Opinión
La ilusión del refugio
Durante los convulsos años del primer mandato de Donald Trump, se extendió en círculos intelectuales plantearse el arte de la fuga como una especie de consuelo a medias. Era un anhelo de volver a tiempos poco interesantes; de llevar una vida distinta, protegida frente a la intemperie de la política, en lugares aparentemente aburridos y ordenados: Canadá o los países escandinavos, Lisboa o Florencia, los Alpes o Nueva Zelanda... Se trataba de un pensamiento evasivo como cualquier otro. Si la historia se desmorona, no cabe atrincherarse en un rincón tranquilo del mundo sin que los efectos de la caída acaben arrastrándonos. No, al menos, en esta era de globalización comercial y tecnológica.
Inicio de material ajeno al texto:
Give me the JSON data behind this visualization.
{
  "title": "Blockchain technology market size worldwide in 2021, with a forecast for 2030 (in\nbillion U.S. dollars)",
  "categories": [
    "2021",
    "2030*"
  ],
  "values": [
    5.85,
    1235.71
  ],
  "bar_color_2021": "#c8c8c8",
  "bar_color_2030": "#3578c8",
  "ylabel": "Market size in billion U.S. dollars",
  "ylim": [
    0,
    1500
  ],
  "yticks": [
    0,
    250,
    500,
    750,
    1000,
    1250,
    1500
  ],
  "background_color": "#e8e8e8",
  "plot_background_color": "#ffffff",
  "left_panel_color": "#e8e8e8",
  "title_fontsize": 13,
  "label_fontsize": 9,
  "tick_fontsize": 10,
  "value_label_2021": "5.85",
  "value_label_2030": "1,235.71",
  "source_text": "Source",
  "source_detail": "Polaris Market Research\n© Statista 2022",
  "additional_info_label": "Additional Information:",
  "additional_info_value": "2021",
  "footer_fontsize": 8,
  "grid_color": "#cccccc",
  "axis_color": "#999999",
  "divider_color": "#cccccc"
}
En una de sus últimas columnas para The New York Times, Ross Douthat insiste en recordarnos que cualquier forma de escapismo se basa en una fantasía. Es cierto que las instituciones liberales que se forjaron en la segunda mitad del siglo XX no gozan de buena salud, pero también que el populismo en el poder se muestra incapaz de dar la espalda a los mercados internacionales. A pesar del ruido incesante y de los aranceles al alza, Washington sigue actuando como el eje invisible de la economía y, en cierto modo, de su orden moral. Y esto significa que no hay torres de marfil en las que podamos refugiarnos de la hostilidad permanente causada por las guerras culturales, la propaganda, la demagogia y los discursos tendentes al enfrentamiento civil. Los conflictos de nuestro tiempo —entre la libertad y las identidades excluyentes, entre la verdad y el resentimiento— se libran en todos los países desarrollados, con el mismo lenguaje y con similares heridas.
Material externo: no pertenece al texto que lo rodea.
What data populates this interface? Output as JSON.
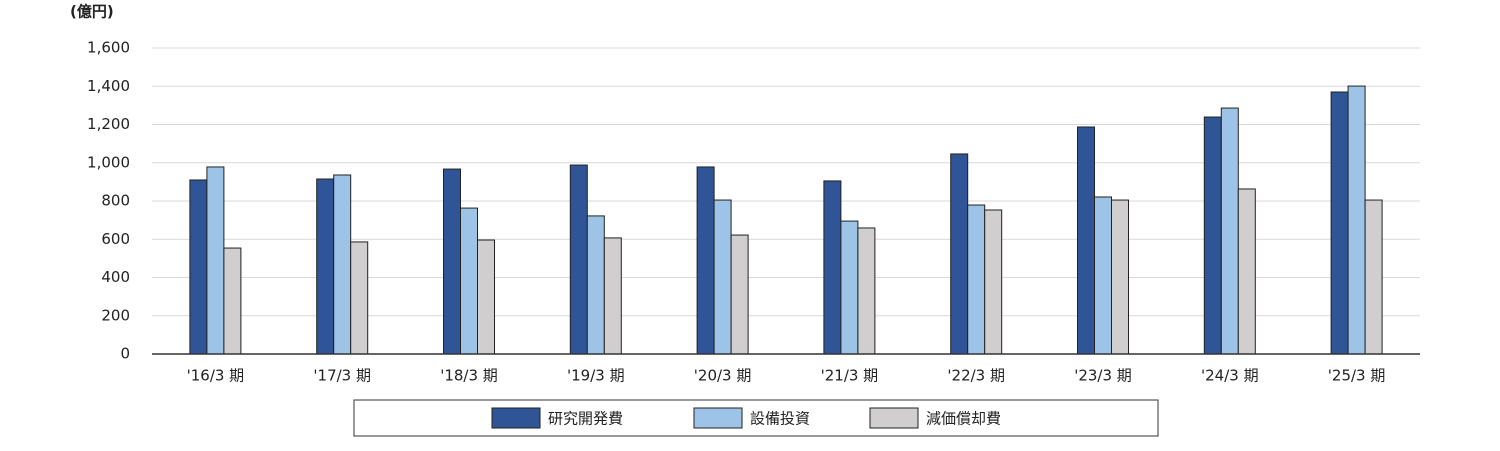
{
  "chart_data": {
    "type": "bar",
    "y_label": "(億円)",
    "categories": [
      "'16/3 期",
      "'17/3 期",
      "'18/3 期",
      "'19/3 期",
      "'20/3 期",
      "'21/3 期",
      "'22/3 期",
      "'23/3 期",
      "'24/3 期",
      "'25/3 期"
    ],
    "series": [
      {
        "name": "研究開発費",
        "color": "#2f5597",
        "values": [
          910,
          915,
          967,
          988,
          978,
          905,
          1046,
          1187,
          1239,
          1370
        ]
      },
      {
        "name": "設備投資",
        "color": "#9dc3e6",
        "values": [
          978,
          936,
          763,
          722,
          805,
          695,
          779,
          821,
          1286,
          1401
        ]
      },
      {
        "name": "減価償却費",
        "color": "#d0cece",
        "values": [
          554,
          586,
          596,
          607,
          622,
          659,
          753,
          805,
          863,
          805
        ]
      }
    ],
    "ylim": [
      0,
      1600
    ],
    "yticks": [
      0,
      200,
      400,
      600,
      800,
      {
        "value": 1000,
        "label": "1,000"
      },
      {
        "value": 1200,
        "label": "1,200"
      },
      {
        "value": 1400,
        "label": "1,400"
      },
      {
        "value": 1600,
        "label": "1,600"
      }
    ],
    "grid": true,
    "legend": "bottom"
  }
}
En realidad no debería extrañarnos, pues nunca ha habido verdaderos refugios. La cultura del exilio, tan potente en el siglo XX, nos ha regalado algunos testimonios diáfanos. Nadezhda Mandelstam y Czeslaw Milosz, Dietrich Bonhoeffer o Alexander Wat escribieron desde los márgenes si se quiere, pero sus palabras iluminan el centro del debate público. El hombre que huye del presente acabará, tarde o temprano, convertido en el espectador forzado de una batalla que también le concierne. No se puede preservar lo que uno ama sin un mínimo de coraje moral.
Y lo que amamos no se reduce a unas pocas décimas del PIB o a los dictados de la lógica partidista. La historia se sostiene también en lo invisible. Ninguna paz es suficiente si no descansa sobre una verdad hospitalaria.
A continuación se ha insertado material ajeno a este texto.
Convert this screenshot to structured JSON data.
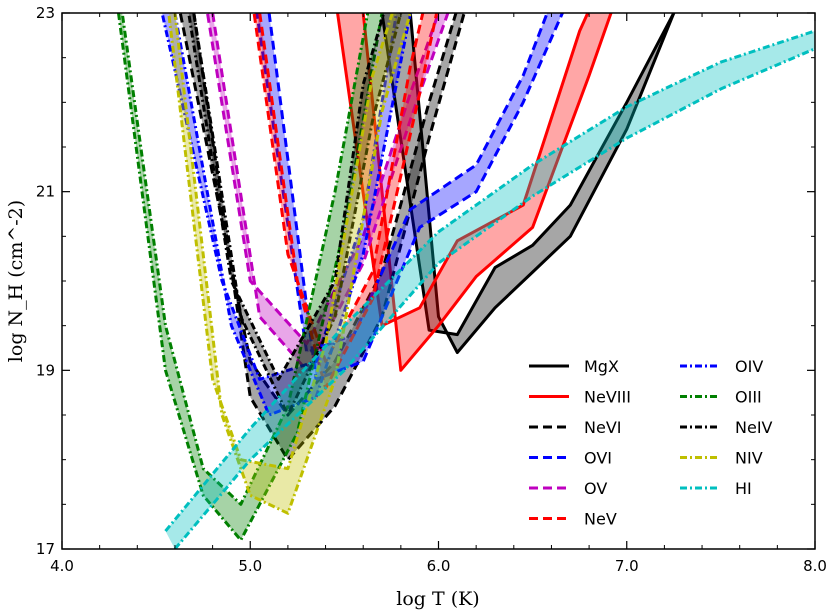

El humanismo de nuestro tiempo debería recuperar su raíz etimológica: el humus, es decir, la tierra fértil, el límite compartido, la fragilidad de la carne. La humanidad florece cuando se enraíza en la cultura del cuidado y la responsabilidad. Cuidar como una forma de fidelidad a lo recibido, cuidar también como una forma de entrega. El futuro de la libertad se juega cada día en nuestra vida particular.
Humanizar desde dentro. Convertir de nuevo el mundo en un hogar habitable: esta es una tarea noble. Tender puentes, escuchar, cuidar y cuidarnos. Quizás se trate también de una fantasía. La historia se escribe con las decepciones, pero nuestro futuro se juega en una cancha común. Y vale la pena arriesgarse.